I imagine the despair I'm feeling right now will pass, as Obama leads this nation over the next few years. But right now, all of the hope I have in Obama remains just that - hope. I can foresee countless scenarios in which Obama is unable to achieve true progressive reform; I have no doubt he will be a better president than Bush II, and no doubt that, if given a free hand, the changes he would make in the economy, the Iraq War, health care, and our energy policy would be enormous. And I firmly believe that, without that last change, we could literally be facing the apocalypse, because if global warming isn't controlled, most of humanity will die.
But right now those future gains don't feel like much. California, unlike Massachusetts, is the progressive trend setter across the country. If Californians were ok with gay marriage, it would have been only a matter of time before most Americans realized that gay people aren't, in fact, demons bent on stealing their children. I would have expected gay marriage to be legal in Washington and Oregon in less than a decade, and for it to spread into blue state after blue state over the next few decades. I honestly believe that a victory here would have effectively ended the national debate on gay marriage, and it would have just been a matter of time. Now, with it blocked in California, I don't see gay marriage showing up in any state for decades. Sure, young people overwhelming supported gay marriage; when they get their chance to vote again in a generation or two, the outcome will probably be different. In the meantime, gay people will not be full adults. (I've been reading up and a number of pundits think this battle will be fought again in California within ten years. If that's the case, obviously this thing could be happening faster than I'm thinking it could)
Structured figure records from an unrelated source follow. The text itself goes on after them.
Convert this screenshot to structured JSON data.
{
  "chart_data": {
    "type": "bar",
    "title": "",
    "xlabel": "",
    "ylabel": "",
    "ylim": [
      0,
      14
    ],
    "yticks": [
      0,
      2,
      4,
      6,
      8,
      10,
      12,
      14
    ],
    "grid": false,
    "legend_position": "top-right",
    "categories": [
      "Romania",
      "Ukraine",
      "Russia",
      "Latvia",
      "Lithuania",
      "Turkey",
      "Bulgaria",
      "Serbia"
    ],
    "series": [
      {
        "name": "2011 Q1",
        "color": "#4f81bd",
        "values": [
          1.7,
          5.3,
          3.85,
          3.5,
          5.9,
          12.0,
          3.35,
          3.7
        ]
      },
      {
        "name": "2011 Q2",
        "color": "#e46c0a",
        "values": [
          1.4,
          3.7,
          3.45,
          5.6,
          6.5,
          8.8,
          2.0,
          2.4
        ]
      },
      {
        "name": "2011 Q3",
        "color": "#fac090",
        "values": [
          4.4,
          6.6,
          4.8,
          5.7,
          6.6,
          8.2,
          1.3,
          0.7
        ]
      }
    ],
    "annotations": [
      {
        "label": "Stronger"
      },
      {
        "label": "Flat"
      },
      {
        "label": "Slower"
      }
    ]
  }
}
My final point of pessimism is that, if gay marriage can't even win on the ballot in California, it's life as a wedge issue could be long. I was letting myself dream of a Republican "rump party," an increasingly irrelevant coalition of rural and elderly whites who would have to be content, over the next half a century, to dwindle from country runners to permanent minority party to mere gnats to be brushed aside. But if the Republicans can get their shit together, they can take anything Obama does to reform immigration and to push for "civil unions" and use them to leverage votes. The alternative is for an Obama presidency to be unwilling to touch contentious issues, which would be a victory for the conservatives right there, and would likely erode progressive support.
So there it is. Enjoy the Obama presidency, America - I intend to enjoy the first great political figure of my adult life, and possibly the first great one of my lifetime. But the sea change for gay rights that I saw in this country isn't coming, not any time soon.